Near / inside the Massey Tunnel, with the counter flow lanes that have been active since the 1980s (meaning the off-peak direction has ONE lane, undivided from oncoming traffic,
on a fucking major FREEWAY in a major city by Canadian standards in the year TWENTY FUCKING ONE), if you're driving in the peak direction, you still have three lanes. There will be a new bus lane, but who the fuck is taking a bus from DELTA, the super-burbs.
The newish BC NDP government seems to be pretty popular, partially due to the BC Liberals that governed from 2001-2017 (despite the name, they are centre-right) being corrupt af, but every news website / Reddit comment section I have ever seen about the Massey Tunnel Replacement is overwhelmingly critical towards the NDP's decision on this crossing, and their decision on the Patullo Bridge, where they decided to replace a 4 lane bridge with a 4 lane bridge and not build proper connections to Highway 17 which it passes over.
This is yet another example of BC underbuilding highway infrastructure that they will shortly be regretted.
Highway 17 (the SFPR) opened not very long ago (2012 I believe). Not even 10 years later, we're upgrading numerous signalized intersections to interchanges and dealing with the fallout of numerous trucks tipping over due to building the road to an 80 km/h "signalized divided rural arterial standard" with numerous sharp curves (sharp for trucks, totally ok for a passenger car to take at 110 km/h) instead of building the road to a proper freeway standard (this is the BC Liberals' fault) for far more money that it would have cost to do it right the first time.
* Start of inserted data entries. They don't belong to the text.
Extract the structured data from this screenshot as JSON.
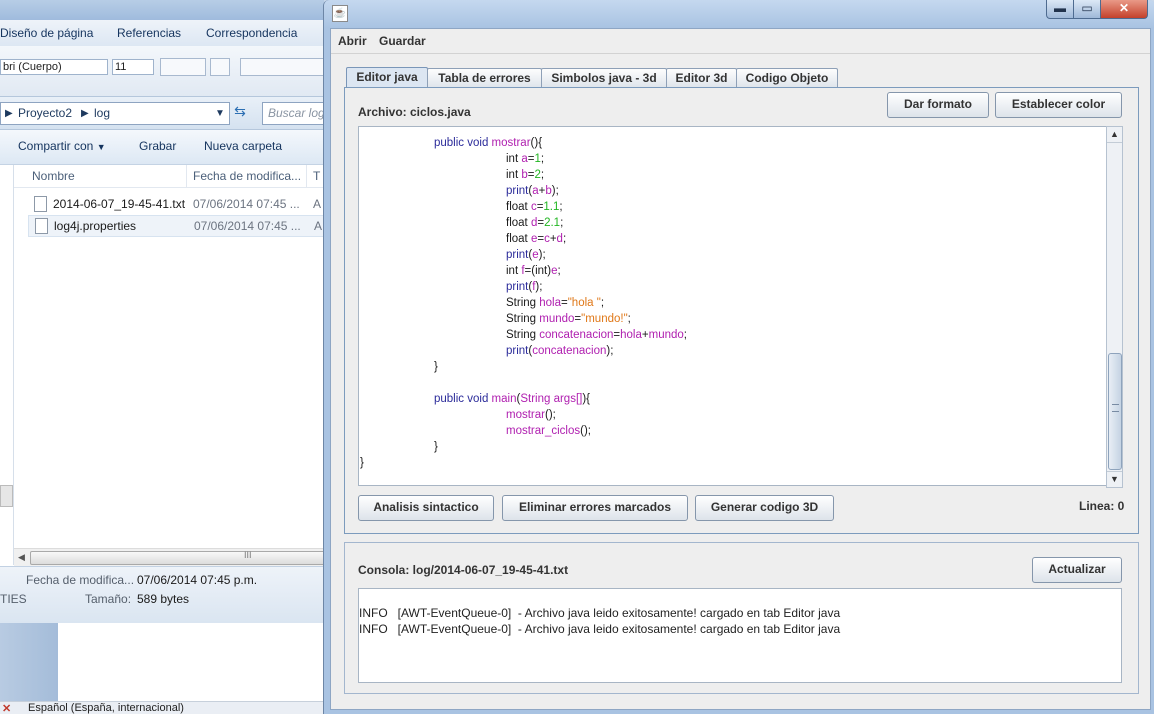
{
  "explorer": {
    "ribbon_tabs": [
      "Diseño de página",
      "Referencias",
      "Correspondencia"
    ],
    "font_name": "bri (Cuerpo)",
    "font_size": "11",
    "breadcrumb": [
      "Proyecto2",
      "log"
    ],
    "search_placeholder": "Buscar log",
    "commands": [
      "Compartir con",
      "Grabar",
      "Nueva carpeta"
    ],
    "columns": [
      "Nombre",
      "Fecha de modifica...",
      "T"
    ],
    "files": [
      {
        "name": "2014-06-07_19-45-41.txt",
        "date": "07/06/2014 07:45 ...",
        "ext": "A"
      },
      {
        "name": "log4j.properties",
        "date": "07/06/2014 07:45 ...",
        "ext": "A"
      }
    ],
    "details": {
      "mod_label": "Fecha de modifica...",
      "mod_value": "07/06/2014 07:45 p.m.",
      "type_short": "TIES",
      "size_label": "Tamaño:",
      "size_value": "589 bytes"
    },
    "language": "Español (España, internacional)"
  },
  "app": {
    "window_controls": {
      "min": "▬",
      "max": "▭",
      "close": "✕"
    },
    "menu": {
      "open": "Abrir",
      "save": "Guardar"
    },
    "tabs": [
      "Editor java",
      "Tabla de errores",
      "Simbolos java - 3d",
      "Editor 3d",
      "Codigo Objeto"
    ],
    "archivo_label": "Archivo: ciclos.java",
    "format_button": "Dar formato",
    "color_button": "Establecer color",
    "code_lines": [
      [
        {
          "t": "public void ",
          "c": "kw"
        },
        {
          "t": "mostrar",
          "c": "id"
        },
        {
          "t": "(){",
          "c": "pl"
        }
      ],
      [
        {
          "t": "int ",
          "c": "pl"
        },
        {
          "t": "a",
          "c": "id"
        },
        {
          "t": "=",
          "c": "pl"
        },
        {
          "t": "1",
          "c": "num"
        },
        {
          "t": ";",
          "c": "pl"
        }
      ],
      [
        {
          "t": "int ",
          "c": "pl"
        },
        {
          "t": "b",
          "c": "id"
        },
        {
          "t": "=",
          "c": "pl"
        },
        {
          "t": "2",
          "c": "num"
        },
        {
          "t": ";",
          "c": "pl"
        }
      ],
      [
        {
          "t": "print",
          "c": "kw"
        },
        {
          "t": "(",
          "c": "pl"
        },
        {
          "t": "a",
          "c": "id"
        },
        {
          "t": "+",
          "c": "pl"
        },
        {
          "t": "b",
          "c": "id"
        },
        {
          "t": ");",
          "c": "pl"
        }
      ],
      [
        {
          "t": "float ",
          "c": "pl"
        },
        {
          "t": "c",
          "c": "id"
        },
        {
          "t": "=",
          "c": "pl"
        },
        {
          "t": "1.1",
          "c": "num"
        },
        {
          "t": ";",
          "c": "pl"
        }
      ],
      [
        {
          "t": "float ",
          "c": "pl"
        },
        {
          "t": "d",
          "c": "id"
        },
        {
          "t": "=",
          "c": "pl"
        },
        {
          "t": "2.1",
          "c": "num"
        },
        {
          "t": ";",
          "c": "pl"
        }
      ],
      [
        {
          "t": "float ",
          "c": "pl"
        },
        {
          "t": "e",
          "c": "id"
        },
        {
          "t": "=",
          "c": "pl"
        },
        {
          "t": "c",
          "c": "id"
        },
        {
          "t": "+",
          "c": "pl"
        },
        {
          "t": "d",
          "c": "id"
        },
        {
          "t": ";",
          "c": "pl"
        }
      ],
      [
        {
          "t": "print",
          "c": "kw"
        },
        {
          "t": "(",
          "c": "pl"
        },
        {
          "t": "e",
          "c": "id"
        },
        {
          "t": ");",
          "c": "pl"
        }
      ],
      [
        {
          "t": "int ",
          "c": "pl"
        },
        {
          "t": "f",
          "c": "id"
        },
        {
          "t": "=(int)",
          "c": "pl"
        },
        {
          "t": "e",
          "c": "id"
        },
        {
          "t": ";",
          "c": "pl"
        }
      ],
      [
        {
          "t": "print",
          "c": "kw"
        },
        {
          "t": "(",
          "c": "pl"
        },
        {
          "t": "f",
          "c": "id"
        },
        {
          "t": ");",
          "c": "pl"
        }
      ],
      [
        {
          "t": "String ",
          "c": "pl"
        },
        {
          "t": "hola",
          "c": "id"
        },
        {
          "t": "=",
          "c": "pl"
        },
        {
          "t": "\"hola \"",
          "c": "str"
        },
        {
          "t": ";",
          "c": "pl"
        }
      ],
      [
        {
          "t": "String ",
          "c": "pl"
        },
        {
          "t": "mundo",
          "c": "id"
        },
        {
          "t": "=",
          "c": "pl"
        },
        {
          "t": "\"mundo!\"",
          "c": "str"
        },
        {
          "t": ";",
          "c": "pl"
        }
      ],
      [
        {
          "t": "String ",
          "c": "pl"
        },
        {
          "t": "concatenacion",
          "c": "id"
        },
        {
          "t": "=",
          "c": "pl"
        },
        {
          "t": "hola",
          "c": "id"
        },
        {
          "t": "+",
          "c": "pl"
        },
        {
          "t": "mundo",
          "c": "id"
        },
        {
          "t": ";",
          "c": "pl"
        }
      ],
      [
        {
          "t": "print",
          "c": "kw"
        },
        {
          "t": "(",
          "c": "pl"
        },
        {
          "t": "concatenacion",
          "c": "id"
        },
        {
          "t": ");",
          "c": "pl"
        }
      ],
      [
        {
          "t": "}",
          "c": "pl"
        }
      ],
      [],
      [
        {
          "t": "public void ",
          "c": "kw"
        },
        {
          "t": "main",
          "c": "id"
        },
        {
          "t": "(",
          "c": "pl"
        },
        {
          "t": "String ",
          "c": "id"
        },
        {
          "t": "args[]",
          "c": "id"
        },
        {
          "t": "){",
          "c": "pl"
        }
      ],
      [
        {
          "t": "mostrar",
          "c": "id"
        },
        {
          "t": "();",
          "c": "pl"
        }
      ],
      [
        {
          "t": "mostrar_ciclos",
          "c": "id"
        },
        {
          "t": "();",
          "c": "pl"
        }
      ],
      [
        {
          "t": "}",
          "c": "pl"
        }
      ],
      [
        {
          "t": "}",
          "c": "pl"
        }
      ]
    ],
    "buttons": {
      "syntax": "Analisis sintactico",
      "clear_errors": "Eliminar errores marcados",
      "gen3d": "Generar codigo 3D"
    },
    "line_label": "Linea: 0",
    "console_label": "Consola: log/2014-06-07_19-45-41.txt",
    "refresh_button": "Actualizar",
    "console_lines": [
      "INFO   [AWT-EventQueue-0]  - Archivo java leido exitosamente! cargado en tab Editor java",
      "INFO   [AWT-EventQueue-0]  - Archivo java leido exitosamente! cargado en tab Editor java"
    ]
  }
}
Highway 91, which is a complete freeway now (FINALLY), had signalized intersections until about 2-3 years ago when the 72nd Street interchange was completed. When the road opened in ~1986, the Alex Fraser Bridge had four lanes (with the capacity for six). It was expanded to six lanes a year later (and expanded to 7 lanes 2ish years ago through narrowing shoulders, lane widths, and the lowering the speed limit). It also had signalized intersections on either side of the bridge, but that was such a disaster that they build interchanges a few years later.
Even Highway 1 through the Vancouver area wasn't even a full freeway until the mid-1990s.
BC's highway system is pretty sad honestly.